My wife Amy listened to a great podcast recently. An interview with Lisa Damour, PhD, author of The Emotional Lives of Teenagers. She shared it with me and I gobbled it up. As I listened, I could feel myself nodding and saying out loud, "Yes, and that, and that, and that." 

So many take aways for me, for us, and when Lisa said, "They have phenomenal acuity for the shortcomings of adults," I thought, Yes, I did then, and they do now. 

Just the other day I heard it over and over again about how triggered I get about other drivers when I'm driving and even more so when I'm not. How "judgey" I am on the road. They're not wrong either. 

However, it can hurt when we're called out by our teens about our own mistakes, mistakes we should do better owning, even when their feedback is as direct and unfiltered as it is. Thankfully they're not crossing the rubicon of intentionally trying to hurt us or sabotage us. If they were intentionally trying to hurt us, then that's a whole other ballgame of issues to deal with. 

Ours aren't, and most of the time we don't take it personally. Our teens are all up and down emotion while they individuate and find their own identities and voices, just like we did when we were their age. They model our good and call out our bad. This is also their way of adulting with us, adults they love and trust, and so their helping make us better people is a win in the raising teens column. 

Sunday, March 10, 2024

To Make The Shine Glow On

"I just got lost
Every river that I tried to cross
Every door I ever tried was locked
Oh, and I'm just waitin' 'til the shine wears off..."

Coldplay, Lost!

At first, her painting felt sad and lonely. But she actually painted it at a time when she felt good about her young life, all that was happening in it, and what might happen next.
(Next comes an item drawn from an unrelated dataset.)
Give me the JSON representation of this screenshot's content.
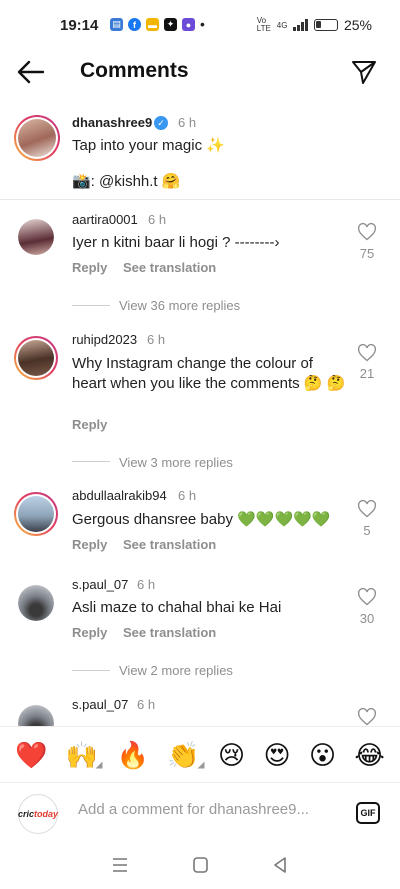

She was very proud of her work. Is proud of it. Our oldest Beatrice is quite the talented artist and we're proud of her and her work. 
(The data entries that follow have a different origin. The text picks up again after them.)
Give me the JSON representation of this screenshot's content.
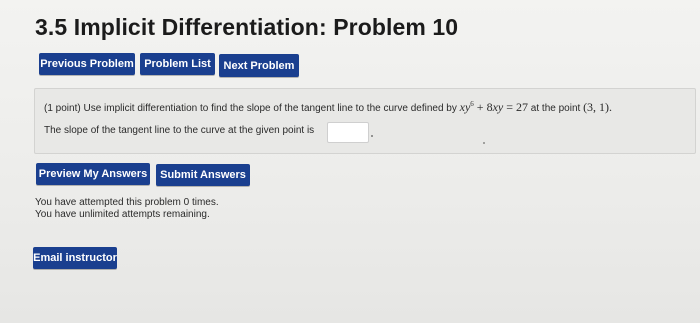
{
  "page": {
    "title": "3.5 Implicit Differentiation: Problem 10"
  },
  "nav": {
    "previous_label": "Previous Problem",
    "list_label": "Problem List",
    "next_label": "Next Problem"
  },
  "problem": {
    "points": "(1 point)",
    "prompt": "Use implicit differentiation to find the slope of the tangent line to the curve defined by",
    "equation": {
      "x": "x",
      "y": "y",
      "exponent": "6",
      "plus_term": "+ 8",
      "x2": "x",
      "y2": "y",
      "equals": "= 27"
    },
    "at_point_text": "at the point",
    "point": "(3, 1).",
    "slope_text": "The slope of the tangent line to the curve at the given point is",
    "answer_value": ""
  },
  "actions": {
    "preview_label": "Preview My Answers",
    "submit_label": "Submit Answers"
  },
  "status": {
    "attempts_line": "You have attempted this problem 0 times.",
    "remaining_line": "You have unlimited attempts remaining."
  },
  "footer": {
    "email_label": "Email instructor"
  },
  "colors": {
    "button_bg": "#1a3f8f",
    "button_text": "#ffffff",
    "panel_bg": "#e8e8e6"
  }
}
Both our kids are quite the artists actually. Are quite the intuitive feelers. This is evident as they grapple with new life and learning and frontal lobes developing in front of their very eyes. Or, more correctly, in back of their very eyes.

Whether Bea intended it or not, there is a melancholy feel in the painting. The dark forest behind her. The shadow of herself in the pond that's not a true reflection, only dark shadow. It's reminds me of the line from a Coldplay song: "Oh, and I'm just waitin' 'til the shine wears off." Waiting for the good things to fade away, leaving only darkness it it's wake.

But that's me projecting my own life experience into my interpretation of my 15-year-old's painting. It doesn't mean that teens don't have ups and downs and dark deep thoughts -- they do. Not the same life experiences as us their parents, but we're also not dismissive of their angst and encourage them to talk about all their feelings. 

What I love is that the question in her painting was actually a statement: What NOW. With NOW being all caps. Like it's a challenge to what will happen next, what life will bring. Again, I'm projecting my own interpretation here, but I feel it's close.

That's a bold statement as far as I'm concerned, but demanding the "what" to manifest itself this very second is normal instant gratification longing that both teens and adults feel. Making something positive happen is another story altogether. Too many of us wait for the "shine to wear off", because that's what we expect to happen ultimately, if we feel we've been let down before by others and/or circumstances; it's always someone else's or something else's fault. This is all emotionally hard for developing teens to comprehend, but it's especially difficult for adults who never knew how to deal with adversity in the first place. 

Encouraging our kids to experience and feel all the feels, to be able to express them verbally and non-verbally (like through art), and then to work on manifesting what's next will serve them well throughout their lives. We don't want them to wait for the next bad thing to happen. We want them to make the next good thing happen for themselves today -- to make the shine glow on.